"I always work out of uncertainty, but when a painting's finished it becomes a fixed idea, apparently a final statement. In time though, uncertainty returns…your thought process goes on." -Georg Baselitz
The perception of time as a ray stationed on a linear axis is supported by the notion of there being a fixed, infinite future. Following this logic, we are quick to place these new watercolors by Georg Baselitz at a point near the later half of his career. But to understand his Remix series, one must reject this pedantic impulse. In a catalogue essay accompanying Baselitz's traveling Remix series, art historian Richard Schiff explains that Baselitz "developed few illusions with regard to the order of history that surrounded him." Having come of age in a Germany churning in the debris of the Second World War, Baselitz is of a generation detached from linear thinking. A psychological casualty, his personal history resembles more of a helix than a flat ray. His new watercolors are not so much remakes of original pieces as they are semblances of new memories, new motifs, and new interpretations: clarified, condensed… rhapsodic.

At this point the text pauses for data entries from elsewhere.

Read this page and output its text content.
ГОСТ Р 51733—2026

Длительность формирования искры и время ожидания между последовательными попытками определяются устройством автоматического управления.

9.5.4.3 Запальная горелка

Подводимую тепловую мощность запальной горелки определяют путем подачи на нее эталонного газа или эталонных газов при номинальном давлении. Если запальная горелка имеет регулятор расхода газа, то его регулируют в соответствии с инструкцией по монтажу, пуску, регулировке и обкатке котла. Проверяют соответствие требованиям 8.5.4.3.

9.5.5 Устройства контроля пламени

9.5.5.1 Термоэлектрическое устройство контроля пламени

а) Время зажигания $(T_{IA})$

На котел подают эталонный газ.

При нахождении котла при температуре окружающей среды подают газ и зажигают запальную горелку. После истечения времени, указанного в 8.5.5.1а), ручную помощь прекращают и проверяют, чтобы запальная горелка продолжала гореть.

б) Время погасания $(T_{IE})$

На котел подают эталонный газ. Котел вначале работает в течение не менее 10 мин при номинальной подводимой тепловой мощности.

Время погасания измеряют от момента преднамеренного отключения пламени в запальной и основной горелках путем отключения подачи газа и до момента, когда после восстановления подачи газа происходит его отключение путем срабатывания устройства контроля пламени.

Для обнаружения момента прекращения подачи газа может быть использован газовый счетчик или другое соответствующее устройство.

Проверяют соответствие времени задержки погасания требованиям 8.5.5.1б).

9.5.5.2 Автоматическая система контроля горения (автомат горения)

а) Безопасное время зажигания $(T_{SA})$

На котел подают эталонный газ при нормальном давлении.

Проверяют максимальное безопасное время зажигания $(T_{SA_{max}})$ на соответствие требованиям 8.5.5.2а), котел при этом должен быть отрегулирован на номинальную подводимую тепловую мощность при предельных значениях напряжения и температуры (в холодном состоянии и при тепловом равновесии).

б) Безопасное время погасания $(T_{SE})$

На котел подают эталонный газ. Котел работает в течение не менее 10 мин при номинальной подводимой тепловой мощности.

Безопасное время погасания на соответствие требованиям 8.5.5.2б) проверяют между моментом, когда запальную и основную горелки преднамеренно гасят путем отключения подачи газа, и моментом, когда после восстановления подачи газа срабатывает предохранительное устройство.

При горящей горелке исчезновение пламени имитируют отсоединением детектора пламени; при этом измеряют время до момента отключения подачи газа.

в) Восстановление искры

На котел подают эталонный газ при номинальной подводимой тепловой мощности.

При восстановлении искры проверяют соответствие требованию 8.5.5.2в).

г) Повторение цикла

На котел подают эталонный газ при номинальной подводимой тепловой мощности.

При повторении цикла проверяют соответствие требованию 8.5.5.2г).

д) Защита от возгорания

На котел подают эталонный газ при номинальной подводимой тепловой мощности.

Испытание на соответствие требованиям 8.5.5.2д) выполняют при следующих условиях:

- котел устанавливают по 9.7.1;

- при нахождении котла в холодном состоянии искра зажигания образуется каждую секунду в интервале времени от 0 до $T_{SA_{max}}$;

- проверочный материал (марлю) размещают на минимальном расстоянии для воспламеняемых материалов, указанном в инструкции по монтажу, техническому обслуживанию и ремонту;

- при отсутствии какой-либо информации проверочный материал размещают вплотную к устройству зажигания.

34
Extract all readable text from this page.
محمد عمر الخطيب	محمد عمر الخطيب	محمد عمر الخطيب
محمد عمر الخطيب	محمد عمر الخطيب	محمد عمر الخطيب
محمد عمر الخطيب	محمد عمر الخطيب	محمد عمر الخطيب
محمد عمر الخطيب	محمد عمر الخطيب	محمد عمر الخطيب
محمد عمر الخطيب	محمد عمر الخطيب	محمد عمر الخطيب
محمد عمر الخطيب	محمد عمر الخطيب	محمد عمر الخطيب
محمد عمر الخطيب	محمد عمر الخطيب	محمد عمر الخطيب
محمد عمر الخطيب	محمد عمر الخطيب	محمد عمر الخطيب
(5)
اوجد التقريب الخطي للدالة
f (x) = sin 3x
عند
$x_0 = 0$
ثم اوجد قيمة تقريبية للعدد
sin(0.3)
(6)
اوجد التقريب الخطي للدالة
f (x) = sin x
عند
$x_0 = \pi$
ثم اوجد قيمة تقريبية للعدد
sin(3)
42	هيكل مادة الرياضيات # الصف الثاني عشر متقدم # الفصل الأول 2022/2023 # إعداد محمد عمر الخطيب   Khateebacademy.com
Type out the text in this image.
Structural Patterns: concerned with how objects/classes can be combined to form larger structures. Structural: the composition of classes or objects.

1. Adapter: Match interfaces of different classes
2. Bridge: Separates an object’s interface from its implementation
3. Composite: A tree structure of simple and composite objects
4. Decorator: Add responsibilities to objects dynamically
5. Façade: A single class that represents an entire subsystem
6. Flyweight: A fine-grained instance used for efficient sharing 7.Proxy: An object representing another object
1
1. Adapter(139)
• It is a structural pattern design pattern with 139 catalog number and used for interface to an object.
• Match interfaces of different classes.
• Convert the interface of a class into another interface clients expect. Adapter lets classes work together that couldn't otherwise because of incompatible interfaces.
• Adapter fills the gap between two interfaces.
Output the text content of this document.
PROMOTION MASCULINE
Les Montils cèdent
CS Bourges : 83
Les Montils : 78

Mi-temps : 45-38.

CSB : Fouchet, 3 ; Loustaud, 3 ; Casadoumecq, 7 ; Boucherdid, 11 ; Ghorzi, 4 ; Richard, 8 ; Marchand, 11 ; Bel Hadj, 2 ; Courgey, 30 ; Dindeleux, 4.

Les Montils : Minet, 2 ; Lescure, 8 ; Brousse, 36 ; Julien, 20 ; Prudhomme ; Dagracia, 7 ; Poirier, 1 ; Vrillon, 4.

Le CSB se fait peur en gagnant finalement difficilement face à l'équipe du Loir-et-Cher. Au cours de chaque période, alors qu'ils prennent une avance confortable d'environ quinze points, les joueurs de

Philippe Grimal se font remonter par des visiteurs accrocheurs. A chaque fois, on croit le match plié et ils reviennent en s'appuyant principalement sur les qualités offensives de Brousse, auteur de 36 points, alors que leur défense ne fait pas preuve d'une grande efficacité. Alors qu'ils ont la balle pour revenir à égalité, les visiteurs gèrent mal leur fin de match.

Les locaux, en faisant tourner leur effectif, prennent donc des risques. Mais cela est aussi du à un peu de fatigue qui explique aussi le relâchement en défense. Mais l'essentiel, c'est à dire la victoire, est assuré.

This Remix series is purposefully self referential; a challenge to his own vision and vocabulary, it pushes at the boundaries of his practice as a painter. In his essay introducing this exhibition's catalogue, Klaus Kertess, who has written on Baselitz since his second painting exhibition in New York in 1984, asserts: "Baselitz has dared himself to let go- really let go, risk still more…[in] these escalated storms of liquidity." Rendered in featherpen and watercolor, as opposed to the heavily applied oil paintings for which he is so well-known, his new works approach the original subjects with the theoretical and formalistic concerns of a draftsman. The composition is reconsidered, broken down into new shapes, weights, positive and negative spaces. The washes, applied as bursts of primary color between strong black lines, do not sit heavily on each other. A new space is born. The dynamic, confident flicks of his racing feather pen are spirited, gestured-- more entertaining than instructionally mournful. But then, the whiteness of the roomy canvas feels more empty than usual. The work has a new distance; perhaps in the inventive act of remixing, some things are forgotten. But it is here, in these physical spaces that Baselitz allows himself to be vulnerable again.
Georg Baselitz was born in 1938 and currently lives in Munich, Germany. Works from the Remix series have been included in recent museum exhibitions at the Pinakothek der Moderne in Munich and the Albertina Museum in Vienna.